I was all over the tube looking at comments.  Someone wanted to know if corporate takeovers could now be considered kidnapping.  Someone else wanted to know if two male corporations could get married or would they have to settle for a merger.  So I added a few myself:  When does the awkward teenage phase end?   Is there a diet for obese corporations?  Can they bake a cherry pie?  Who does their nails?  Can one of them become President of the United States? Can we punch them in the face?  How do we tell their faces from their asses?

It's a zoo out there, my friends.  Nuts is the new normal.

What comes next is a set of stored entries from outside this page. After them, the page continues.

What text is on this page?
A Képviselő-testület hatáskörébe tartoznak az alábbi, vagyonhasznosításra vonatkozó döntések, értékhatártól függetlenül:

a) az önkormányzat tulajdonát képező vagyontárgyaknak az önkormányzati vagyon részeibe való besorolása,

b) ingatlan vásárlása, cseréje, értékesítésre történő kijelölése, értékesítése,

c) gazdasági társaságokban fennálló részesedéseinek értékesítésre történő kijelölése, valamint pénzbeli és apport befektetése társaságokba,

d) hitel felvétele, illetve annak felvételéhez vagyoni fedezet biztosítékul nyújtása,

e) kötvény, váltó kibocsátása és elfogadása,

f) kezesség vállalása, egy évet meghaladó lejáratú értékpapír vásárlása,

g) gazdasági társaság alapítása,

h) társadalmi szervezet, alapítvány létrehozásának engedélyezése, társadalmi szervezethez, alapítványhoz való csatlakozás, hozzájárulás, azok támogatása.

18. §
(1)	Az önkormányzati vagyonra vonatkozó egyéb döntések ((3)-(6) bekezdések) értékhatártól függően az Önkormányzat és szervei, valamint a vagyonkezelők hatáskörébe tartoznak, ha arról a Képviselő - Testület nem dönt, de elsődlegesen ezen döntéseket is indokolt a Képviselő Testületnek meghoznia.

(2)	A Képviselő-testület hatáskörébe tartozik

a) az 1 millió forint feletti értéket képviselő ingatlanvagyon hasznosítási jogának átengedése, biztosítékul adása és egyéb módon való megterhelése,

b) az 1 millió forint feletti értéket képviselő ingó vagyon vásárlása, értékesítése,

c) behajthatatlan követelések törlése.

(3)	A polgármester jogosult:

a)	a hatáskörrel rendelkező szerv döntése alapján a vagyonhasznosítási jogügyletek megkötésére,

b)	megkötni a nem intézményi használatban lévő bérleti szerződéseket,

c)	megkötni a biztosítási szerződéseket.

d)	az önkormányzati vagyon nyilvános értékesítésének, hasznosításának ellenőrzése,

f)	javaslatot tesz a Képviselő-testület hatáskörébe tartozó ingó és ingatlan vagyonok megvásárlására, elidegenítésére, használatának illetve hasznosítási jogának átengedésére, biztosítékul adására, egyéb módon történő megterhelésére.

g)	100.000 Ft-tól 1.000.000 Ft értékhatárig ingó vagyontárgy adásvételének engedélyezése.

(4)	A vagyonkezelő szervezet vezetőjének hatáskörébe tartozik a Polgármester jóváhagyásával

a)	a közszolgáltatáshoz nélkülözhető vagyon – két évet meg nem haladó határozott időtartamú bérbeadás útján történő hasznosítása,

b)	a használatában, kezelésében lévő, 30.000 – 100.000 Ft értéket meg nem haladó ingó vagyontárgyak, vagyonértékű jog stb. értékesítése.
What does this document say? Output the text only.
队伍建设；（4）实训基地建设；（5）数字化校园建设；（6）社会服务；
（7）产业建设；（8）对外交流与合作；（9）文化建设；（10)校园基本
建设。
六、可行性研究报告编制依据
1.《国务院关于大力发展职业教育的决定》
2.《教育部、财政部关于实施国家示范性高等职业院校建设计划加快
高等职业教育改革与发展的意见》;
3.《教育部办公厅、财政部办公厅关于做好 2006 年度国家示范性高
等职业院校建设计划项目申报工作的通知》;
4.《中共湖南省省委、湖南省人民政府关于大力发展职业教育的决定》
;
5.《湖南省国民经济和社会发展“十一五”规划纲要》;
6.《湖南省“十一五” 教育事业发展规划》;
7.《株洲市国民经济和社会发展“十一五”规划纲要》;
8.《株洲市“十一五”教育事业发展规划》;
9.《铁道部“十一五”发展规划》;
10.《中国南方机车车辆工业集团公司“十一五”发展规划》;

Moments of Sublime:  On one of my quests for interesting distractions, I found a link to a blind painter.  How does one paint if one can't see?  Well, seeing is in the eye of the beholder, it seems.  These artists would be remarkable if they were simply artists who could paint. The fact that they paint while blind makes them awesome in my eyes.


John Bramblitt became blind at age 30.  He has never seen his wife or child, nor any of his subjects, yet he paints them beautifully and accurately.  He explains his technique here.

 


This is Maria Santos.  She was blinded in a car accident when she was just 22 years old and already an accomplished artist.  Watch the video about her experiences here.

 What inspirations they are.  They've developed whole new ways of seeing in order to accomplish their dreams.  There are lessons to be learned from them, but for now...just enjoy.